VC’s, as a general rule, won’t sign NDAs. No – we’re not trying to steal ideas from entrepreneurs or pass confidential information along.  We’re just not in a position to review, negotiate and keep track of literally thousands of NDAs that would result if we started signing them on a regular basis.  Here are a few specifics from my point of view:

  • VC’s have little but their reputation.  I can think of few industries where individual reputation plays such a large and transparent role as it does in venture capital.  As a VC, I have little more to trade on than the reputation I’ve built up with entrepreneurs, my investors, other VC’s, etc.  Destroying this by sharing confidential information would just be plain stupid.

  • I can’t manage that many NDAs.  It’s hard to imagine the challenge of managing a few thousand or a few tens of thousand of NDAs if we started signing them for every company meeting or business plan that we received.  Even if I put them all on my own form (so that they were in theory all uniform in their requirements) it would be impossible to keep track of what information was presented and for what purpose. 

  • I meet with competing companies.

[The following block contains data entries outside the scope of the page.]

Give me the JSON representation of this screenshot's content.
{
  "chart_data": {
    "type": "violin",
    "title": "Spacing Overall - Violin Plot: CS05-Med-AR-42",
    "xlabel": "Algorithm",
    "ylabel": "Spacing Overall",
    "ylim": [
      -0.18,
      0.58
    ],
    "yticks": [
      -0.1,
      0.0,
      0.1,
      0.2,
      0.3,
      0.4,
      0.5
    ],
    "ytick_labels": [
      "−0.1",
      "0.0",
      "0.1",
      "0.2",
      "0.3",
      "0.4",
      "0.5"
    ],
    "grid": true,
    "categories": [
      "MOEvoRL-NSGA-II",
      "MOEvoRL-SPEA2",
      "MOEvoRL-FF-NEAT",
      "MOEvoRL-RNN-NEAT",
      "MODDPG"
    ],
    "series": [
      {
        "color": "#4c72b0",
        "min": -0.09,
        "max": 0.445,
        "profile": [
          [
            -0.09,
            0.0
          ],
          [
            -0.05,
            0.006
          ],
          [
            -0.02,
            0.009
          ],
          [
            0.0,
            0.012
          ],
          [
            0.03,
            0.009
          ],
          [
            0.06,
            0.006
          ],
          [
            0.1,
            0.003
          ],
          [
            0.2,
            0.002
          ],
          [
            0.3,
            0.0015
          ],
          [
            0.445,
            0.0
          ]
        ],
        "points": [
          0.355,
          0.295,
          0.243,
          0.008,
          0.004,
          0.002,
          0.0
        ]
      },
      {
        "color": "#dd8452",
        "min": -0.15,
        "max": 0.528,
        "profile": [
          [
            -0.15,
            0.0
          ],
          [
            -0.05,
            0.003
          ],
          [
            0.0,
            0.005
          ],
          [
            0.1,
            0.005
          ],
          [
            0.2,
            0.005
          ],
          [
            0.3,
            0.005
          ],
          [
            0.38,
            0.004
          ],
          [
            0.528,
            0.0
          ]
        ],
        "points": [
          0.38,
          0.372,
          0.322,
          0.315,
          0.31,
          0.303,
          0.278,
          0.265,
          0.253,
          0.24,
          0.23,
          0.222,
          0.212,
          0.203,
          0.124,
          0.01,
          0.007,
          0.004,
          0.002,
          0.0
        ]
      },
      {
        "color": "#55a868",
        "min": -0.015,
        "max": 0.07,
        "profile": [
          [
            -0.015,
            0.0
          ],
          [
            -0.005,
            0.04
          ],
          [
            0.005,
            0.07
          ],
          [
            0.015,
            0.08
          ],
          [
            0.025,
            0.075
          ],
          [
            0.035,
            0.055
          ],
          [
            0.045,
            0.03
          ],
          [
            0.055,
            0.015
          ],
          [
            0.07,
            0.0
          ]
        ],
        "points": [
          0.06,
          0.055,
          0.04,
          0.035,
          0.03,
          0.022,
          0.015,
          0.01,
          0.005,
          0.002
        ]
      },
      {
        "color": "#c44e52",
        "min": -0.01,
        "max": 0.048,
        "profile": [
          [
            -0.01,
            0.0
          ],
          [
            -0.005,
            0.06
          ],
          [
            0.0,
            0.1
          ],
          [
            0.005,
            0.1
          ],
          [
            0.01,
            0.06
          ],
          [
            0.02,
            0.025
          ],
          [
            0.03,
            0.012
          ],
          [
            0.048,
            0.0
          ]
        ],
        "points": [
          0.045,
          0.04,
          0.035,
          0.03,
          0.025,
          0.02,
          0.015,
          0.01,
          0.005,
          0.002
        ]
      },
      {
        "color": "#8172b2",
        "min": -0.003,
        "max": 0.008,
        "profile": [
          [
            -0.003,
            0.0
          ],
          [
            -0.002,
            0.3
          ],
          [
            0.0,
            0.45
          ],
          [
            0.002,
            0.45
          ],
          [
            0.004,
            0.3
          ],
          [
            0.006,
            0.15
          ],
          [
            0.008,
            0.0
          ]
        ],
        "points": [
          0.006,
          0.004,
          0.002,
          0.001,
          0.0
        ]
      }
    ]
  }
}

In the course of a year I see hundreds of business plans and take meetings with maybe 100 companies.  In some cases these companies have similar ideas for products, are in similar markets or occasionally are direct competitors with one another.  While I don’t trade information across companies, it could appear that way if I’ve met with two competitors or if one of the companies I’ve met with changes direction and starts to look like another company I met with at.  I’d hate to get caught in the middle of a legal mess, exacerbated because I had NDAs in place with both companies.

  • I don’t know who my partners are meeting with.  At Foundry, we tend to take a team approach to looking at deals and we have pretty advanced systems for tracking what deals we’re looking closely at.  That said, I don’t know every company that my partners have reviewed a business plan for or have taken a meeting with.  Not only can I not manage that many NDA’s from bullet 2, but as a firm, we can’t manage the added complexity of who has seen what from what company in what context.